Language differences aside, dealing with legacy data processed over time by varying systems is bound to be an issue. In this particular case, moving from a weakly typed language like PHP to a strongly typed language like Python exposed some of the warts in our legacy data. This was the primary issue that affected our users’ ability to send. The Python code came across some data that should have been a timestamp data type (and was such in many accounts) but was instead a string in a few accounts. While PHP might have just ignored this difference, Python is much less forgiving, which resulted in our users encountering an error. A similar bug occurred around the signup form selection part of campaign send as well. In that case, the differences in how each language handles the concept of a null was at fault.
Couldn’t you test for this?
These types of bugs are hard to test for with functional tests because any test data we are creating is more than likely going to have the correct data type. It’s only when we put the code into production and legacy data flows through that our oversight becomes apparent.
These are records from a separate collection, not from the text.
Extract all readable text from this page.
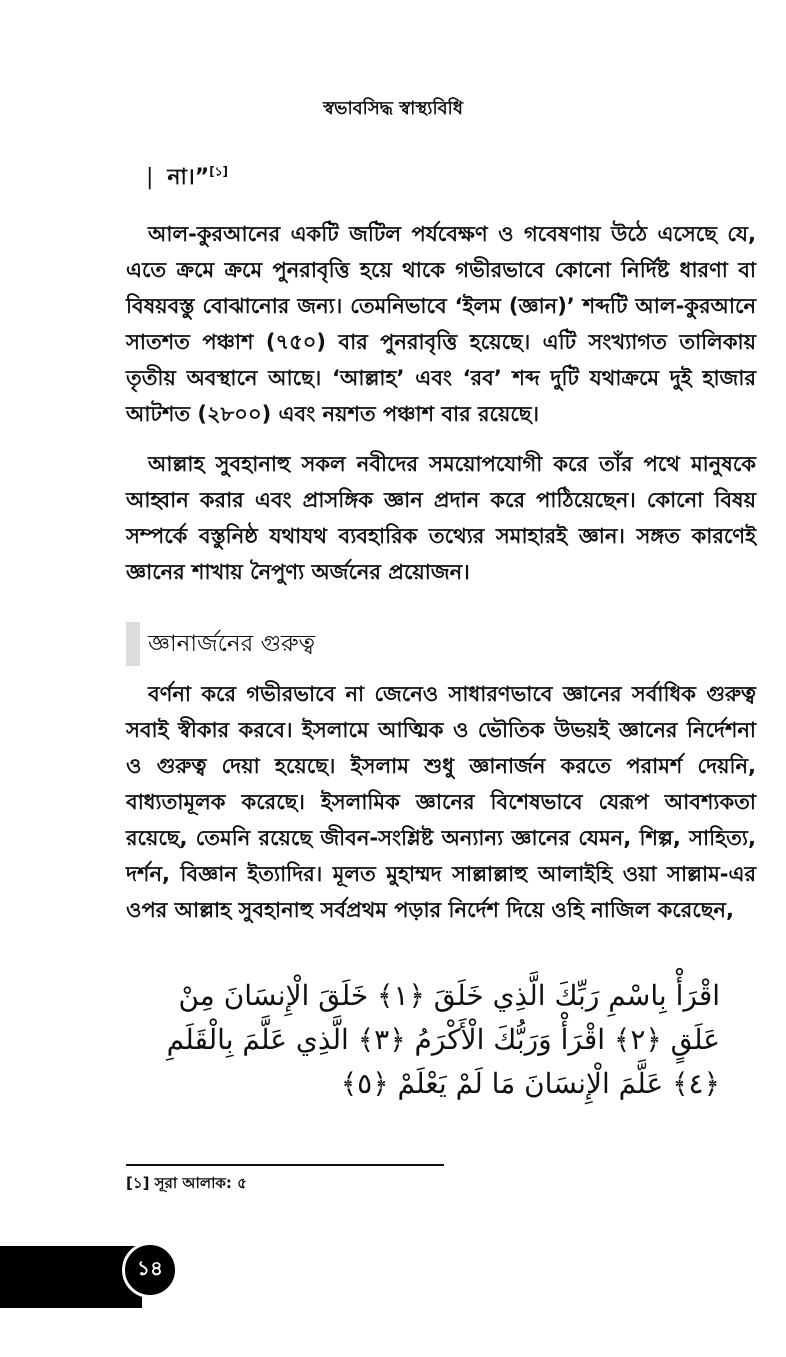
স্বভাবসিদ্ধ স্বাস্থ্যবিধি
| না।”[১]

আল-কুরআনের একটি জটিল পর্যবেক্ষণ ও গবেষণায় উঠে এসেছে যে, এতে ক্রমে ক্রমে পুনরাবৃত্তি হয়ে থাকে গভীরভাবে কোনো নির্দিষ্ট ধারণা বা বিষয়বস্তু বোঝানোর জন্য। তেমনিভাবে ‘ইলম (জ্ঞান)’ শব্দটি আল-কুরআনে সাতশত পঞ্চাশ (৭৫০) বার পুনরাবৃত্তি হয়েছে। এটি সংখ্যাগত তালিকায় তৃতীয় অবস্থানে আছে। ‘আল্লাহ’ এবং ‘রব’ শব্দ দুটি যথাক্রমে দুই হাজার আটশত (২৮০০) এবং নয়শত পঞ্চাশ বার রয়েছে।

আল্লাহ সুবহানাহু সকল নবীদের সময়োপযোগী করে তাঁর পথে মানুষকে আহ্বান করার এবং প্রাসঙ্গিক জ্ঞান প্রদান করে পাঠিয়েছেন। কোনো বিষয় সম্পর্কে বস্তুনিষ্ঠ যথাযথ ব্যবহারিক তথ্যের সমাহারই জ্ঞান। সঙ্গত কারণেই জ্ঞানের শাখায় নৈপুণ্য অর্জনের প্রয়োজন।

জ্ঞানার্জনের গুরুত্ব

বর্ণনা করে গভীরভাবে না জেনেও সাধারণভাবে জ্ঞানের সর্বাধিক গুরুত্ব সবাই স্বীকার করবে। ইসলামে আত্মিক ও ভৌতিক উভয়ই জ্ঞানের নির্দেশনা ও গুরুত্ব দেয়া হয়েছে। ইসলাম শুধু জ্ঞানার্জন করতে পরামর্শ দেয়নি, বাধ্যতামূলক করেছে। ইসলামিক জ্ঞানের বিশেষভাবে যেরূপ আবশ্যকতা রয়েছে, তেমনি রয়েছে জীবন-সংশ্লিষ্ট অন্যান্য জ্ঞানের যেমন, শিল্প, সাহিত্য, দর্শন, বিজ্ঞান ইত্যাদির। মূলত মুহাম্মদ সাল্লাল্লাহু আলাইহি ওয়া সাল্লাম-এর ওপর আল্লাহ সুবহানাহু সর্বপ্রথম পড়ার নির্দেশ দিয়ে ওহি নাজিল করেছেন,

اقْرَأْ بِاسْمِ رَبِّكَ الَّذِي خَلَقَ ﴿١﴾ خَلَقَ الْإِنسَانَ مِنْ عَلَقٍ ﴿٢﴾ اقْرَأْ وَرَبُّكَ الْأَكْرَمُ ﴿٣﴾ الَّذِي عَلَّمَ بِالْقَلَمِ ﴿٤﴾ عَلَّمَ الْإِنسَانَ مَا لَمْ يَعْلَمْ ﴿٥﴾

[১] সূরা আলাক: ৫
১৪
Unit testing is more likely to catch this kind of bug, but we aren’t quite to the point where our unit tests are covering as much of the Python code that generates the UI as we might like.
Will it get better?
Our new API code, which is becoming the platform on which an even newer version of the app is being built, is chock-full of hundreds of unit tests that are helping us to avoid this very situation. I’m sure we’ll have a post soon about the success that a test-driven style has generated for us with the development of our API platform.
While these errors are problematic, fixing them in the Python code is truly progress. We are not only making the code more resilient, but we’re also fixing years of workarounds and reliances on quirks of PHP that contributed to this data inconsistency. It’s sometimes painful for us — and unfortunately so for our customers — but this is progress. Hopefully, you’ll start to see the progress that’s happening behind-the-scenes bubbling up to the surface very soon.